Il échet de constater que, s’il est certes vrai que les époux …, dans le courrier litigieux du 5 août 2014 n’ont pas explicitement précisé qu’ils se sentaient lésés par le bulletin litigieux, leur volonté d’introduire un recours contentieux ressort toutefois, à suffisance de droit, du fait même qu’ils ont déposé dans le délai de la réclamation de trois mois, prévu au paragraphe 228 AO, l’acte de constitution de la société … SARL, ainsi que l’acte de cession des titres de la société … SARL à la société …, ensemble avec le bulletin litigieux, tout en sollicitant, dans le prédit courrier du 5 août 2014, d’une part, un examen de ces documents, et, d’autre part, que l’opération litigieuse soit qualifiée d’échanges de titres requérant l’application de l’article 22bis LIR.

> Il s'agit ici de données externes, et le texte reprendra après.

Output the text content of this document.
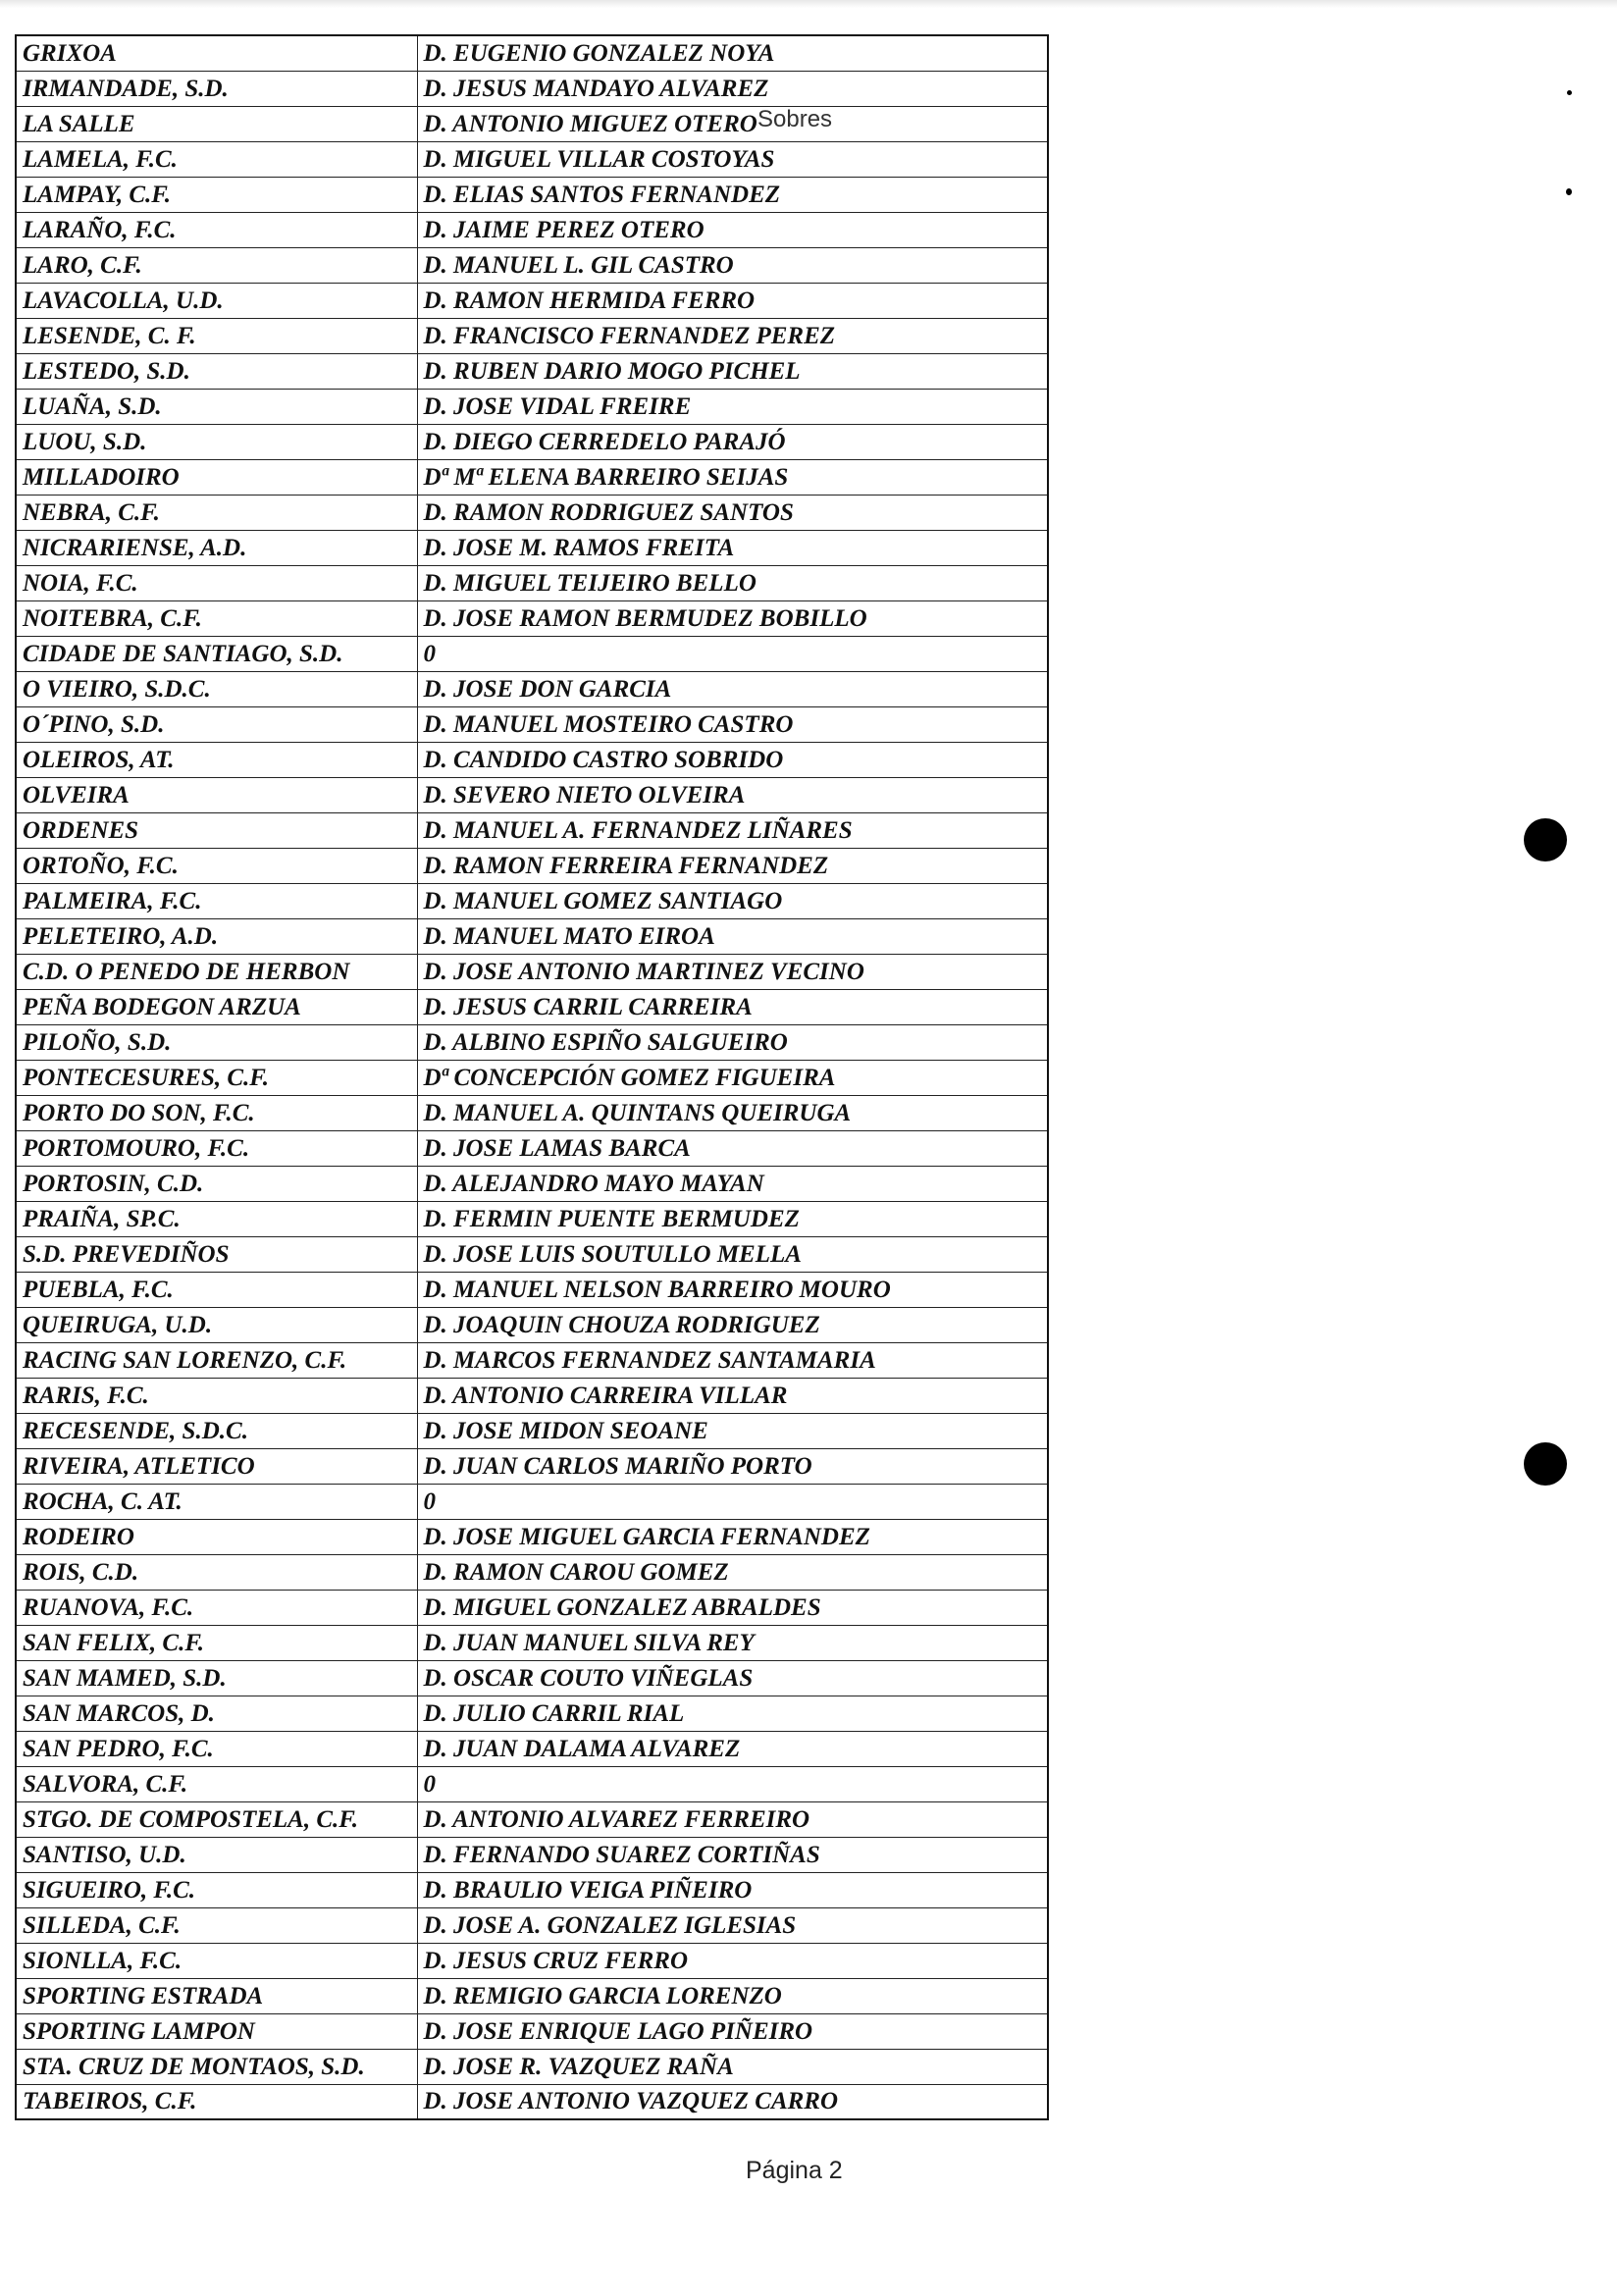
GRIXOA	D. EUGENIO GONZALEZ NOYA
IRMANDADE, S.D.	D. JESUS MANDAYO ALVAREZ
LA SALLE	D. ANTONIO MIGUEZ OTERO
LAMELA, F.C.	D. MIGUEL VILLAR COSTOYAS
LAMPAY, C.F.	D. ELIAS SANTOS FERNANDEZ
LARAÑO, F.C.	D. JAIME PEREZ OTERO
LARO, C.F.	D. MANUEL L. GIL CASTRO
LAVACOLLA, U.D.	D. RAMON HERMIDA FERRO
LESENDE, C. F.	D. FRANCISCO FERNANDEZ PEREZ
LESTEDO, S.D.	D. RUBEN DARIO MOGO PICHEL
LUAÑA, S.D.	D. JOSE VIDAL FREIRE
LUOU, S.D.	D. DIEGO CERREDELO PARAJÓ
MILLADOIRO	Dª Mª ELENA BARREIRO SEIJAS
NEBRA, C.F.	D. RAMON RODRIGUEZ SANTOS
NICRARIENSE, A.D.	D. JOSE M. RAMOS FREITA
NOIA, F.C.	D. MIGUEL TEIJEIRO BELLO
NOITEBRA, C.F.	D. JOSE RAMON BERMUDEZ BOBILLO
CIDADE DE SANTIAGO, S.D.	0
O VIEIRO, S.D.C.	D. JOSE DON GARCIA
O´PINO, S.D.	D. MANUEL MOSTEIRO CASTRO
OLEIROS, AT.	D. CANDIDO CASTRO SOBRIDO
OLVEIRA	D. SEVERO NIETO OLVEIRA
ORDENES	D. MANUEL A. FERNANDEZ LIÑARES
ORTOÑO, F.C.	D. RAMON FERREIRA FERNANDEZ
PALMEIRA, F.C.	D. MANUEL GOMEZ SANTIAGO
PELETEIRO, A.D.	D. MANUEL MATO EIROA
C.D. O PENEDO DE HERBON	D. JOSE ANTONIO MARTINEZ VECINO
PEÑA BODEGON ARZUA	D. JESUS CARRIL CARREIRA
PILOÑO, S.D.	D. ALBINO ESPIÑO SALGUEIRO
PONTECESURES, C.F.	Dª CONCEPCIÓN GOMEZ FIGUEIRA
PORTO DO SON, F.C.	D. MANUEL A. QUINTANS QUEIRUGA
PORTOMOURO, F.C.	D. JOSE LAMAS BARCA
PORTOSIN, C.D.	D. ALEJANDRO MAYO MAYAN
PRAIÑA, SP.C.	D. FERMIN PUENTE BERMUDEZ
S.D. PREVEDIÑOS	D. JOSE LUIS SOUTULLO MELLA
PUEBLA, F.C.	D. MANUEL NELSON BARREIRO MOURO
QUEIRUGA, U.D.	D. JOAQUIN CHOUZA RODRIGUEZ
RACING SAN LORENZO, C.F.	D. MARCOS FERNANDEZ SANTAMARIA
RARIS, F.C.	D. ANTONIO CARREIRA VILLAR
RECESENDE, S.D.C.	D. JOSE MIDON SEOANE
RIVEIRA, ATLETICO	D. JUAN CARLOS MARIÑO PORTO
ROCHA, C. AT.	0
RODEIRO	D. JOSE MIGUEL GARCIA FERNANDEZ
ROIS, C.D.	D. RAMON CAROU GOMEZ
RUANOVA, F.C.	D. MIGUEL GONZALEZ ABRALDES
SAN FELIX, C.F.	D. JUAN MANUEL SILVA REY
SAN MAMED, S.D.	D. OSCAR COUTO VIÑEGLAS
SAN MARCOS, D.	D. JULIO CARRIL RIAL
SAN PEDRO, F.C.	D. JUAN DALAMA ALVAREZ
SALVORA, C.F.	0
STGO. DE COMPOSTELA, C.F.	D. ANTONIO ALVAREZ FERREIRO
SANTISO, U.D.	D. FERNANDO SUAREZ CORTIÑAS
SIGUEIRO, F.C.	D. BRAULIO VEIGA PIÑEIRO
SILLEDA, C.F.	D. JOSE A. GONZALEZ IGLESIAS
SIONLLA, F.C.	D. JESUS CRUZ FERRO
SPORTING ESTRADA	D. REMIGIO GARCIA LORENZO
SPORTING LAMPON	D. JOSE ENRIQUE LAGO PIÑEIRO
STA. CRUZ DE MONTAOS, S.D.	D. JOSE R. VAZQUEZ RAÑA
TABEIROS, C.F.	D. JOSE ANTONIO VAZQUEZ CARRO
Sobres
Página 2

Quand bien même, ledit courrier du 5 août 2014 ne mentionnerait pas expressément que les époux … entendaient exercer leur droit à réclamation contre le bulletin de l’impôt sur le revenu de l’année 2012, il échet par ailleurs de constater que, de par la fourniture des éléments nécessaires à l’administration des Contributions directes pour procéder à l’analyse 5 Jean Olinger, op. cit., n° 76 et cf. trib. adm. 15 juillet 2009, n° 24913 du rôle, Pas. adm. 2017, V° Impôts, n° 820 et les autres références y citées.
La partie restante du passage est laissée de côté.